For though we walk in the flesh, we do not war after the flesh;
For the weapons of our warfare are not carnal, but mighty through God to the
pulling down of strongholds; Casting down imaginations, and every high thing that
exalteth itself against the knowledge of God, and bringing into captivity
every thought to the obedience of Christ.
2 Corinthians 10: 3-5
While I was writing my daily blog I was struggling over some things, as we all do. Since ending the daily writings after my return to work, I must say I have slowly fallen back into the drudgery of defeat. My job is very complex and detailed. Yesterday I was so overwhelmed with concerns that I had a literal meltdown. I have always enjoyed helping people, and I am told that I do this job well, but because I care so deeply I tend to take things to heart that I have no control over. It makes me so discouraged when I am powerless to do anything to change a situation.

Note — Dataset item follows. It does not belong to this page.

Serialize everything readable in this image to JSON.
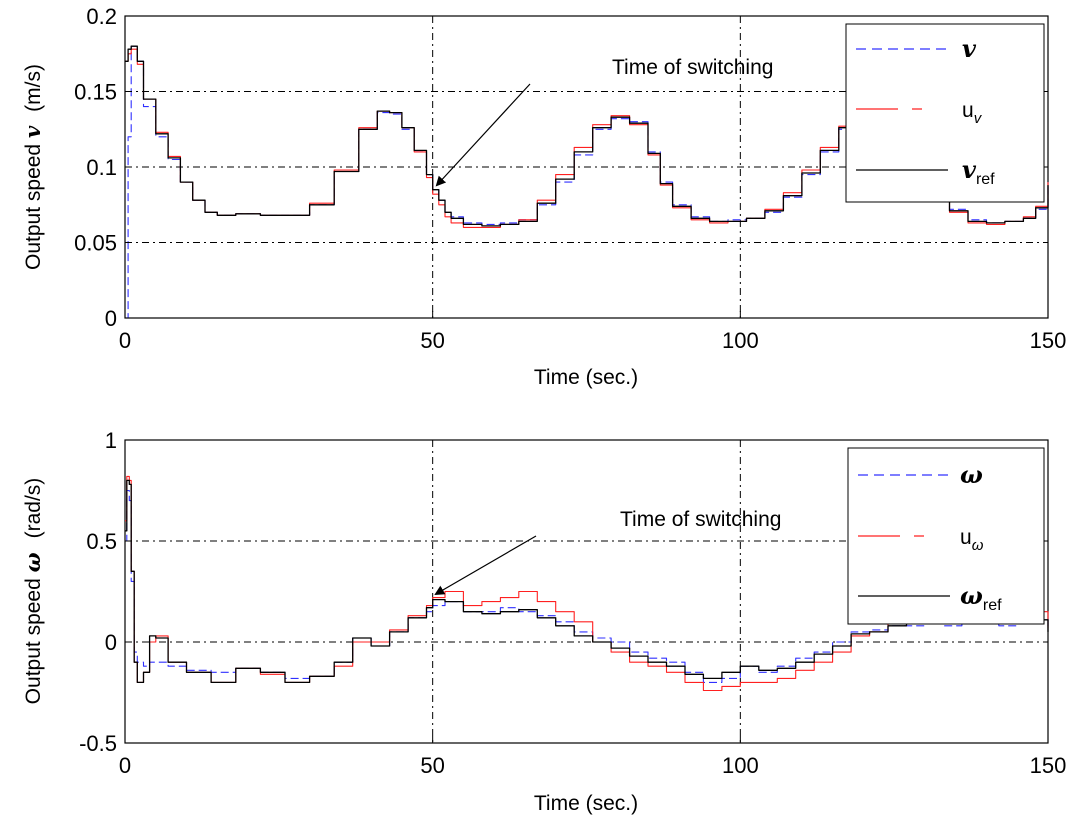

It is part of who I am. But it also is a detriment to my physical and mental health.
Each morning before I begin my work I have my quiet time with God. Yesterday as I was reading the commentator said: "The same heat from the sun both hardens the brick and melts the butter. How do you react when the heat is on? Before the first crisis of your day arrives (and count on it - today will have its share!) spend some preparation time with your Crisis Counselor to get his perspective on your problems. You'll find his patented prescription in James 1:2-4. Read it, write it out, and carry it with you. Then you can respond rightly when those crises come!" So....I did as instructed, prayed, started my day, and within an hour I was put to the test! Satan knows exactly where to aim the arrow! My huge heart, integrity, and moral courage were shot full of holes. Unfortunately, I did not fare well, but eventually, after a major meltdown, I was myself again... or better at least. As I cried out to the Lord I realized why all of this is happening. Well, it is not rocket science. I have been standing in the gap for some friends, waging warfare against the enemy and his lies, so I guess he was trying to silence me. He didn't exactly silence me, but I did not fight the true enemy. Plus people who rely on my cool head were frightened when "Linda" was not herself.
We get so bogged down with the daily drama that we fail at times to realize the true warfare is not with people, rather we are battling the enemy of our souls who wants nothing less than to destroy us any way he can. He knows his time is limited. And we need to be vigilant, not giving in to our anger or frustration over things we cannot control. I asked God to forgive me for my lack of faith and trust in Him, and He always does, but I feel so badly that I failed after being warned in my morning devotions! But that is the way it goes, isn't it?! I have been working long hours, not eating properly, not getting enough rest and down time, and the consequence of not taking care of myself is what happened yesterday. It is not just one thing but a combination of factors. So today I breathed deeply, and I tried to keep my focus on what I could do, and prayed that God would take care of the root of all the problems. And He did! I saw His hand at work in a series of emails coming my way. Someone listened with a gentle nudge from the Crisis Counselor!
Tomorrow will most likely be another merry-go-round, but I pray that I can keep my eyes fixed on the Author and Finisher of my faith and remember the words above, "the weapons of our warfare are not carnal!" Hope you remember it as well. Stand your ground and pray! The battle is His!